You don't technically need a dedicated server or even root access. You do need a system where you can have long running process. And if you want the service to start automatically when the system is rebooted, you probably want to add a startup file to /etc/init.d, /etc/rc.d which will require root access. Both node.js and Socket.IO can be installed and run from a normal home directory. If you want to run Socket.IO on a standard port like 80 or 443 then you will need to run it with root privilege.
Node.JS scales quite well so Socket.IO will probably scale pretty well too.
It's not a simple matter to get everything setup and working, but if your goal is a free solution for web serving+WebSockets then Socket.IO is probably is good route to at least explore if you are brave.
First you'll have to determine if your host supports SSH. Sometimes they don't by default on shared hosting, but if you ask they can turn it on. If it does you'll use some sort of SSH client to connect to it. Putty for windows is the most common. Then you'll use git, which is a source control program.

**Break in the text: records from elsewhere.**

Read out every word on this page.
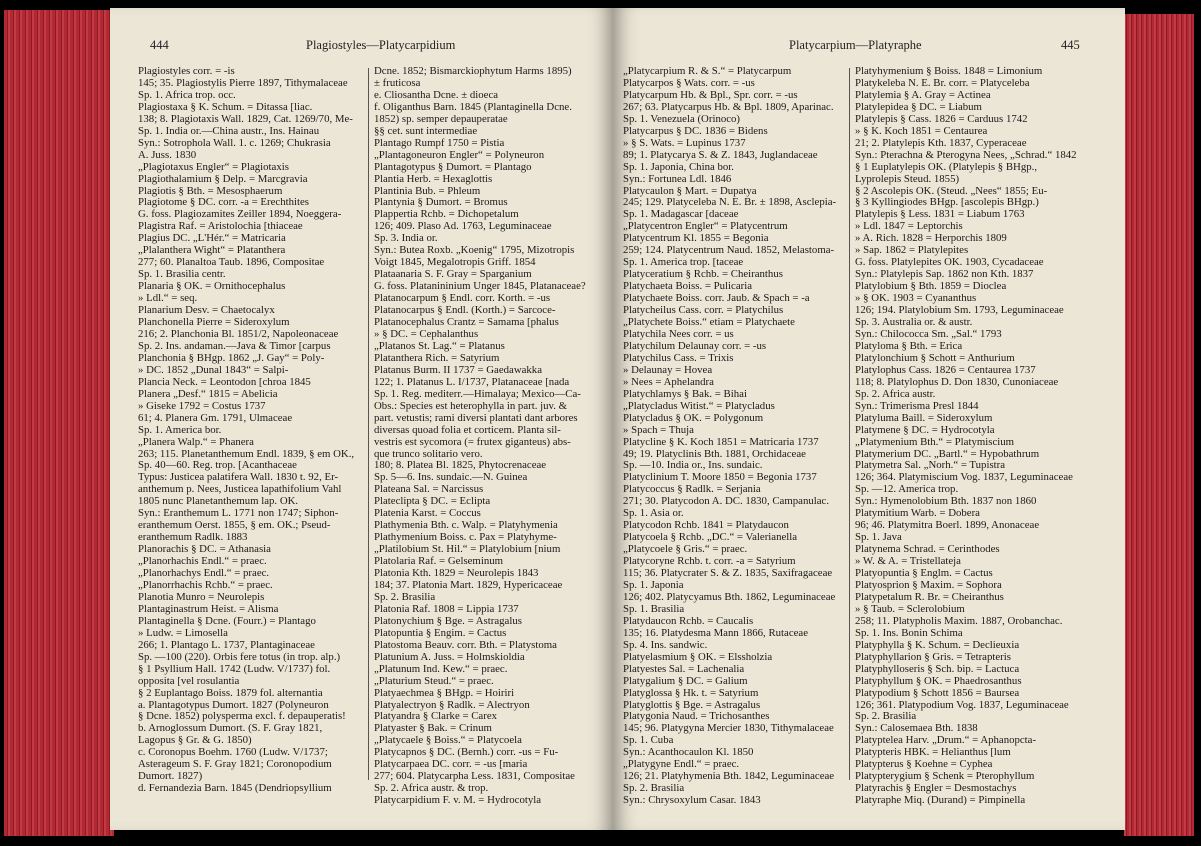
444	Plagiostyles—Platycarpidium
Plagiostyles corr. = -is
145; 35. Plagiostylis Pierre 1897, Tithymalaceae
Sp. 1. Africa trop. occ.
Plagiostaxa § K. Schum. = Ditassa [liac.
138; 8. Plagiotaxis Wall. 1829, Cat. 1269/70, Me-
Sp. 1. India or.—China austr., Ins. Hainau
Syn.: Sotrophola Wall. 1. c. 1269; Chukrasia
A. Juss. 1830
„Plagiotaxus Engler“ = Plagiotaxis
Plagiothalamium § Delp. = Marcgravia
Plagiotis § Bth. = Mesosphaerum
Plagiotome § DC. corr. -a = Erechthites
G. foss. Plagiozamites Zeiller 1894, Noeggera-
Plagistra Raf. = Aristolochia [thiaceae
Plagius DC. „L'Hér.“ = Matricaria
„Plalanthera Wight“ = Platanthera
277; 60. Planaltoa Taub. 1896, Compositae
Sp. 1. Brasilia centr.
Planaria § OK. = Ornithocephalus
» Ldl.“ = seq.
Planarium Desv. = Chaetocalyx
Planchonella Pierre = Sideroxylum
216; 2. Planchonia Bl. 1851/2, Napoleonaceae
Sp. 2. Ins. andaman.—Java & Timor [carpus
Planchonia § BHgp. 1862 „J. Gay“ = Poly-
» DC. 1852 „Dunal 1843“ = Salpi-
Plancia Neck. = Leontodon [chroa 1845
Planera „Desf.“ 1815 = Abelicia
» Giseke 1792 = Costus 1737
61; 4. Planera Gm. 1791, Ulmaceae
Sp. 1. America bor.
„Planera Walp.“ = Phanera
263; 115. Planetanthemum Endl. 1839, § em OK.,
Sp. 40—60. Reg. trop. [Acanthaceae
Typus: Justicea palatifera Wall. 1830 t. 92, Er-
anthemum p. Nees, Justicea lapathifolium Vahl
1805 nunc Planetanthemum lap. OK.
Syn.: Eranthemum L. 1771 non 1747; Siphon-
eranthemum Oerst. 1855, § em. OK.; Pseud-
eranthemum Radlk. 1883
Planorachis § DC. = Athanasia
„Planorhachis Endl.“ = praec.
„Planorhachys Endl.“ = praec.
„Planorrhachis Rchb.“ = praec.
Planotia Munro = Neurolepis
Plantaginastrum Heist. = Alisma
Plantaginella § Dcne. (Fourr.) = Plantago
» Ludw. = Limosella
266; 1. Plantago L. 1737, Plantaginaceae
Sp. —100 (220). Orbis fere totus (in trop. alp.)
§ 1 Psyllium Hall. 1742 (Ludw. V/1737) fol.
opposita [vel rosulantia
§ 2 Euplantago Boiss. 1879 fol. alternantia
a. Plantagotypus Dumort. 1827 (Polyneuron
§ Dcne. 1852) polysperma excl. f. depauperatis!
b. Arnoglossum Dumort. (S. F. Gray 1821,
Lagopus § Gr. & G. 1850)
c. Coronopus Boehm. 1760 (Ludw. V/1737;
Asterageum S. F. Gray 1821; Coronopodium
Dumort. 1827)
d. Fernandezia Barn. 1845 (Dendriopsyllium
Dcne. 1852; Bismarckiophytum Harms 1895)
± fruticosa
e. Cliosantha Dcne. ± dioeca
f. Oliganthus Barn. 1845 (Plantaginella Dcne.
1852) sp. semper depauperatae
§§ cet. sunt intermediae
Plantago Rumpf 1750 = Pistia
„Plantagoneuron Engler“ = Polyneuron
Plantagotypus § Dumort. = Plantago
Plantia Herb. = Hexaglottis
Plantinia Bub. = Phleum
Plantynia § Dumort. = Bromus
Plappertia Rchb. = Dichopetalum
126; 409. Plaso Ad. 1763, Leguminaceae
Sp. 3. India or.
Syn.: Butea Roxb. „Koenig“ 1795, Mizotropis
Voigt 1845, Megalotropis Griff. 1854
Plataanaria S. F. Gray = Sparganium
G. foss. Platanininium Unger 1845, Platanaceae?
Platanocarpum § Endl. corr. Korth. = -us
Platanocarpus § Endl. (Korth.) = Sarcoce-
Platanocephalus Crantz = Samama [phalus
» § DC. = Cephalanthus
„Platanos St. Lag.“ = Platanus
Platanthera Rich. = Satyrium
Platanus Burm. II 1737 = Gaedawakka
122; 1. Platanus L. I/1737, Platanaceae [nada
Sp. 1. Reg. mediterr.—Himalaya; Mexico—Ca-
Obs.: Species est heterophylla in part. juv. &
part. vetustis; rami diversi plantati dant arbores
diversas quoad folia et corticem. Planta sil-
vestris est sycomora (= frutex giganteus) abs-
que trunco solitario vero.
180; 8. Platea Bl. 1825, Phytocrenaceae
Sp. 5—6. Ins. sundaic.—N. Guinea
Plateana Sal. = Narcissus
Plateclipta § DC. = Eclipta
Platenia Karst. = Coccus
Plathymenia Bth. c. Walp. = Platyhymenia
Plathymenium Boiss. c. Pax = Platyhyme-
„Platilobium St. Hil.“ = Platylobium [nium
Platolaria Raf. = Gelseminum
Platonia Kth. 1829 = Neurolepis 1843
184; 37. Platonia Mart. 1829, Hypericaceae
Sp. 2. Brasilia
Platonia Raf. 1808 = Lippia 1737
Platonychium § Bge. = Astragalus
Platopuntia § Engim. = Cactus
Platostoma Beauv. corr. Bth. = Platystoma
Platunium A. Juss. = Holmskioldia
„Platunum Ind. Kew.“ = praec.
„Platurium Steud.“ = praec.
Platyaechmea § BHgp. = Hoiriri
Platyalectryon § Radlk. = Alectryon
Platyandra § Clarke = Carex
Platyaster § Bak. = Crinum
„Platycaele § Boiss.“ = Platycoela
Platycapnos § DC. (Bernh.) corr. -us = Fu-
Platycarpaea DC. corr. = -us [maria
277; 604. Platycarpha Less. 1831, Compositae
Sp. 2. Africa austr. & trop.
Platycarpidium F. v. M. = Hydrocotyla
Platycarpium—Platyraphe	445
„Platycarpium R. & S.“ = Platycarpum
Platycarpos § Wats. corr. = -us
Platycarpum Hb. & Bpl., Spr. corr. = -us
267; 63. Platycarpus Hb. & Bpl. 1809, Aparinac.
Sp. 1. Venezuela (Orinoco)
Platycarpus § DC. 1836 = Bidens
» § S. Wats. = Lupinus 1737
89; 1. Platycarya S. & Z. 1843, Juglandaceae
Sp. 1. Japonia, China bor.
Syn.: Fortunea Ldl. 1846
Platycaulon § Mart. = Dupatya
245; 129. Platyceleba N. E. Br. ± 1898, Asclepia-
Sp. 1. Madagascar [daceae
„Platycentron Engler“ = Platycentrum
Platycentrum Kl. 1855 = Begonia
259; 124. Platycentrum Naud. 1852, Melastoma-
Sp. 1. America trop. [taceae
Platyceratium § Rchb. = Cheiranthus
Platychaeta Boiss. = Pulicaria
Platychaete Boiss. corr. Jaub. & Spach = -a
Platycheilus Cass. corr. = Platychilus
„Platychete Boiss.“ etiam = Platychaete
Platychila Nees corr. = us
Platychilum Delaunay corr. = -us
Platychilus Cass. = Trixis
» Delaunay = Hovea
» Nees = Aphelandra
Platychlamys § Bak. = Bihai
„Platycladus Witist.“ = Platycladus
Platycladus § OK. = Polygonum
» Spach = Thuja
Platycline § K. Koch 1851 = Matricaria 1737
49; 19. Platyclinis Bth. 1881, Orchidaceae
Sp. —10. India or., Ins. sundaic.
Platyclinium T. Moore 1850 = Begonia 1737
Platycoccus § Radlk. = Serjania
271; 30. Platycodon A. DC. 1830, Campanulac.
Sp. 1. Asia or.
Platycodon Rchb. 1841 = Platydaucon
Platycoela § Rchb. „DC.“ = Valerianella
„Platycoele § Gris.“ = praec.
Platycoryne Rchb. t. corr. -a = Satyrium
115; 36. Platycrater S. & Z. 1835, Saxifragaceae
Sp. 1. Japonia
126; 402. Platycyamus Bth. 1862, Leguminaceae
Sp. 1. Brasilia
Platydaucon Rchb. = Caucalis
135; 16. Platydesma Mann 1866, Rutaceae
Sp. 4. Ins. sandwic.
Platyelasmium § OK. = Elssholzia
Platyestes Sal. = Lachenalia
Platygalium § DC. = Galium
Platyglossa § Hk. t. = Satyrium
Platyglottis § Bge. = Astragalus
Platygonia Naud. = Trichosanthes
145; 96. Platygyna Mercier 1830, Tithymalaceae
Sp. 1. Cuba
Syn.: Acanthocaulon Kl. 1850
„Platygyne Endl.“ = praec.
126; 21. Platyhymenia Bth. 1842, Leguminaceae
Sp. 2. Brasilia
Syn.: Chrysoxylum Casar. 1843
Platyhymenium § Boiss. 1848 = Limonium
Platykeleba N. E. Br. corr. = Platyceleba
Platylemia § A. Gray = Actinea
Platylepidea § DC. = Liabum
Platylepis § Cass. 1826 = Carduus 1742
» § K. Koch 1851 = Centaurea
21; 2. Platylepis Kth. 1837, Cyperaceae
Syn.: Pterachna & Pterogyna Nees, „Schrad.“ 1842
§ 1 Euplatylepis OK. (Platylepis § BHgp.,
Lyprolepis Steud. 1855)
§ 2 Ascolepis OK. (Steud. „Nees“ 1855; Eu-
§ 3 Kyllingiodes BHgp. [ascolepis BHgp.)
Platylepis § Less. 1831 = Liabum 1763
» Ldl. 1847 = Leptorchis
» A. Rich. 1828 = Herporchis 1809
» Sap. 1862 = Platylepites
G. foss. Platylepites OK. 1903, Cycadaceae
Syn.: Platylepis Sap. 1862 non Kth. 1837
Platylobium § Bth. 1859 = Dioclea
» § OK. 1903 = Cyananthus
126; 194. Platylobium Sm. 1793, Leguminaceae
Sp. 3. Australia or. & austr.
Syn.: Chilococca Sm. „Sal.“ 1793
Platyloma § Bth. = Erica
Platylonchium § Schott = Anthurium
Platylophus Cass. 1826 = Centaurea 1737
118; 8. Platylophus D. Don 1830, Cunoniaceae
Sp. 2. Africa austr.
Syn.: Trimerisma Presl 1844
Platyluma Baill. = Sideroxylum
Platymene § DC. = Hydrocotyla
„Platymenium Bth.“ = Platymiscium
Platymerium DC. „Bartl.“ = Hypobathrum
Platymetra Sal. „Norh.“ = Tupistra
126; 364. Platymiscium Vog. 1837, Leguminaceae
Sp. —12. America trop.
Syn.: Hymenolobium Bth. 1837 non 1860
Platymitium Warb. = Dobera
96; 46. Platymitra Boerl. 1899, Anonaceae
Sp. 1. Java
Platynema Schrad. = Cerinthodes
» W. & A. = Tristellateja
Platyopuntia § Englm. = Cactus
Platyosprion § Maxim. = Sophora
Platypetalum R. Br. = Cheiranthus
» § Taub. = Sclerolobium
258; 11. Platypholis Maxim. 1887, Orobanchac.
Sp. 1. Ins. Bonin Schima
Platyphylla § K. Schum. = Declieuxia
Platyphyllarion § Gris. = Tetrapteris
Platyphylloseris § Sch. bip. = Lactuca
Platyphyllum § OK. = Phaedrosanthus
Platypodium § Schott 1856 = Baursea
126; 361. Platypodium Vog. 1837, Leguminaceae
Sp. 2. Brasilia
Syn.: Calosemaea Bth. 1838
Platyptelea Harv. „Drum.“ = Aphanopcta-
Platypteris HBK. = Helianthus [lum
Platypterus § Koehne = Cyphea
Platypterygium § Schenk = Pterophyllum
Platyrachis § Engler = Desmostachys
Platyraphe Miq. (Durand) = Pimpinella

Which you'll probably have to install on your host, which may or may not be allowed. If you can, this can be accomplished a number of ways, you'll want to read the git documentation, it will depend largely on what linux distribution you're running. CD is change directory, basic command line stuff. sudo on the last line is telling the system to run the command as root, which it will ask you the password for, which you may not have access to on your host. Sounds like you're gonna have an uphill battle on shared hosting. You may want to opt for a VPS instead.
If your shared host is a LAMP system with no command line access you're not going to get very far with Socket.IO. The instructions you posted assume you have command line access and that you've installed the node.js runtime on your system.
If you really want to try this I recommend you get a VPS of your own (I use prgmr.com) to test it out. For what it's worth I found the Socket.IO platform pretty nice to use once I got it up and running.